LIFE'S BETTER AT THE VILLAGE

Corrective Exercise For Combatting Future Movement Impairments

By JJ Van Rooyen, DC Ranch Village Health Club and Spa Personal Trainer

Every trainers favorite part of training is tailoring our clients’ exercise program(s) to meet not only their fitness goals, but also their activities of daily life goals. It’s great to decrease fat mass and increase lean muscle mass and overall cardiovascular fitness. Furthermore, many people want to get “in shape” so they can more efficiently perform their activities of daily life. This is where corrective exercises come into play. These exercises will help you complete your daily tasks with ease. Getting out of your car, standing up from a chair, lifting a box, or even better, lifting your child or grandchild can become easier with corrective movements. 

Why are Corrective Exercises Important?

Becoming conscious of how your daily life impacts the way your body moves and feels is pertinent information to communicate to your trainer. This allows them to carefully handcraft an exercise program that will encourage lean muscle mass growth and fat mass loss, all while strengthening muscles that may be under active and lengthening muscles that may be overactive, ie: corrective exercise! Trainers have a vast knowledge of body mechanics and understand that everything is connected, kind of like a pulley system.

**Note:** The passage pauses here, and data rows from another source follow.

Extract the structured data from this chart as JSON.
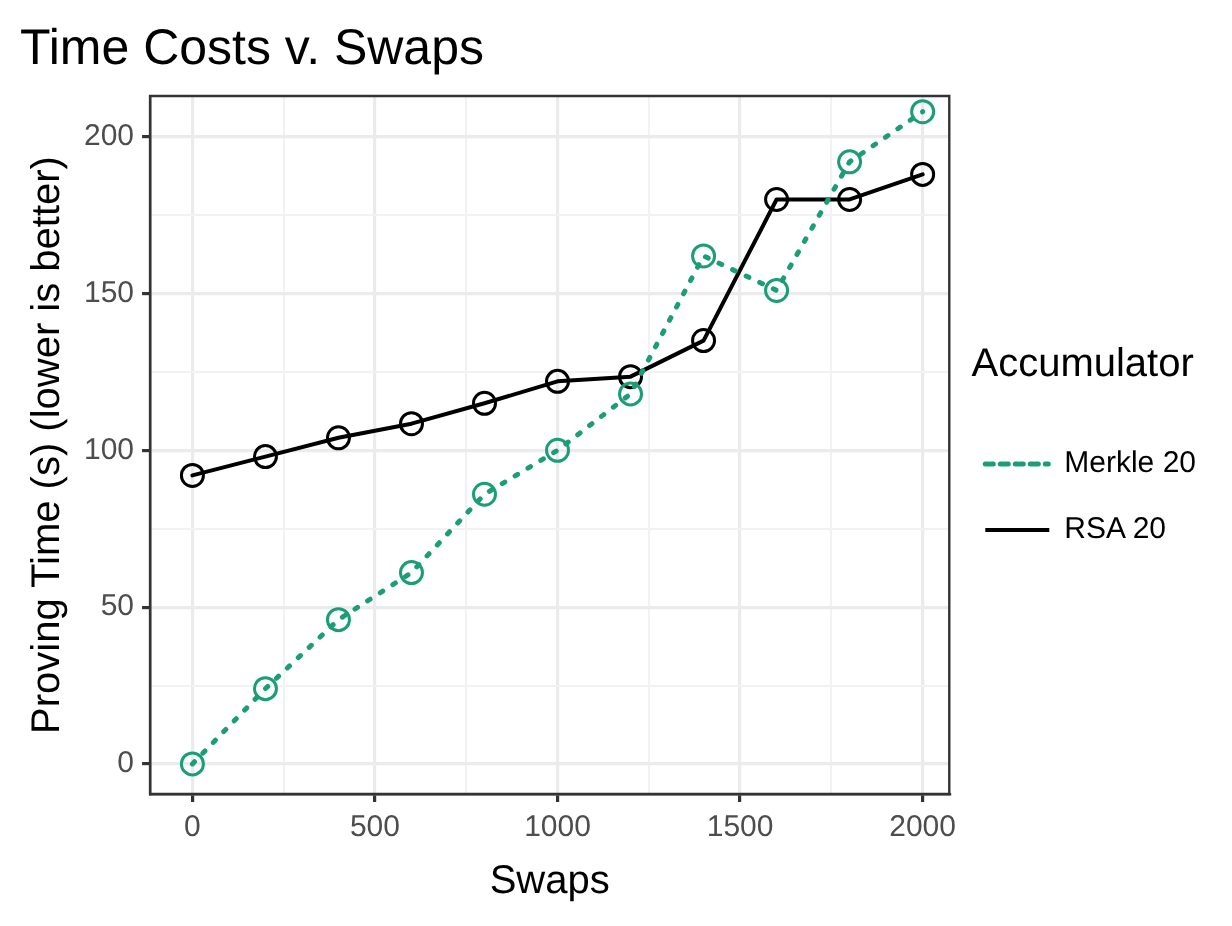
{
  "chart_data": {
    "type": "line",
    "title": "Time Costs v. Swaps",
    "xlabel": "Swaps",
    "ylabel": "Proving Time (s) (lower is better)",
    "legend_title": "Accumulator",
    "x": [
      0,
      200,
      400,
      600,
      800,
      1000,
      1200,
      1400,
      1600,
      1800,
      2000
    ],
    "series": [
      {
        "name": "Merkle 20",
        "color": "#1b9e77",
        "line_style": "dotted",
        "values": [
          0,
          24,
          46,
          61,
          86,
          100,
          118,
          162,
          151,
          192,
          208
        ]
      },
      {
        "name": "RSA 20",
        "color": "#000000",
        "line_style": "solid",
        "values": [
          92,
          98,
          104,
          108.5,
          115,
          122,
          123.5,
          135,
          180,
          180,
          188
        ]
      }
    ],
    "xlim": [
      -116,
      2073
    ],
    "xticks": [
      0,
      {
        "value": 250,
        "label": null
      },
      500,
      {
        "value": 750,
        "label": null
      },
      1000,
      {
        "value": 1250,
        "label": null
      },
      1500,
      {
        "value": 1750,
        "label": null
      },
      2000
    ],
    "ylim": [
      -9.6,
      213
    ],
    "yticks": [
      0,
      {
        "value": 25,
        "label": null
      },
      50,
      {
        "value": 75,
        "label": null
      },
      100,
      {
        "value": 125,
        "label": null
      },
      150,
      {
        "value": 175,
        "label": null
      },
      200
    ],
    "grid": true,
    "legend": "right",
    "marker": "circle"
  }
}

Common Physical Impairments

Informing your trainer that you work an office job and sit at a desk all day allows  them to prioritize exercises that require you to stand up in order to stabilize and strengthen your core and back muscles. Your trainer would also provide stretches that will help to lengthen the hip muscles that become tight with prolonged sitting. This is a very common impairment known as lower crossed syndrome. As noted before, since everything in your body is connected, this impairment can start with the hips and back and travel either up the spine to the neck and shoulders move downward and effect the knees and ankles.

 

Another common impairment is called upper crossed syndrome. This is when the chest and neck muscles are tight and the posture muscle in your upper back are weak and lengthened. This occurs when the chest muscles are either trained too much and/or the back muscles are neglected in your daily life or workouts. Your trainer will do an initial assessment of the current state of you body and your activities of daily life to accurately depict which exercises and performance frequency and volume of these movements would be most beneficial for you and your goals. Working with a trainer can not only be fun, but it can also be helpful when suffering from movement and muscle imbalances. If this sounds like you, get scheduled for a complimentary orientation today and meet with a trainer to discuss how corrective exercise could benefit you today!

5 corrective exercises for combatting movement impairments:

1. Stability Ball Squat

For those who struggle with knee pain caused by the knees moving to far inward toward the midline of the body. Stand with the stability ball between the  wall and your back. Scoot your feet forward so that you are replying on the ball for support. Hinge at the knees and drop your hips to the floor. Move slowing and focus on range of motion, trying to create a 90 degree bend at your knees.

2. Mini Band Glute Medius Kick

Another great exercise for combatting inward knee movement. With a mini band about two inches above your knees, hold on to a wall and begin to kick slightly out to the side and backwards, a diagonal away from your body. Perform on each side.

3. Walking

Walking is one of the most underrated ways to increase movement efficiency. Taking a walk after each meal is also proven to aid in digestion.

4. Cervical Spine Stretches

Since we hold a lot of tension in our neck from daily life stress, it is important to release than tension so we don’t start to move down the spine and effect the shoulders. Drop one of your ears towards your shoulder and let that stress release. Hold three times on each side for 30 seconds each. 

5. Transverse Abdominis Bracing

This exercise helps engage and strengthen the inner abdominals. The stronger the core, the smaller the chance on low back issues. Lay on your back with knees bent and feet planted on the floor. Without tilting your pelvis, suck your core in, bringing your belly button towards your spine. Hold for 10 seconds and then release, repeat 10-15 times. 

Meet JJ Van Rooyen!

Hello, my name is JJ van Rooyen and I am a Personal Trainer at The Village. I am really lucky that my passion for fitness started at a young age. I grew up as an athlete, but it wasn’t until I started going to the gym and working out on my own when I really started to fall in love with body movement and how it made me feel strong and powerful. In addition to Personal Training, I also work in a Physical Therapy clinic and aim to be a DPT myself one day. Working in the clinic gives me the opportunity to help patients with ailments and injuries that interfere with their daily lives. I’ve seen miracles happen when patient care is genuine, the corrective exercise programs are thorough and masterfully crafted and consistently utilized.  Movement is a gift that we all deserve!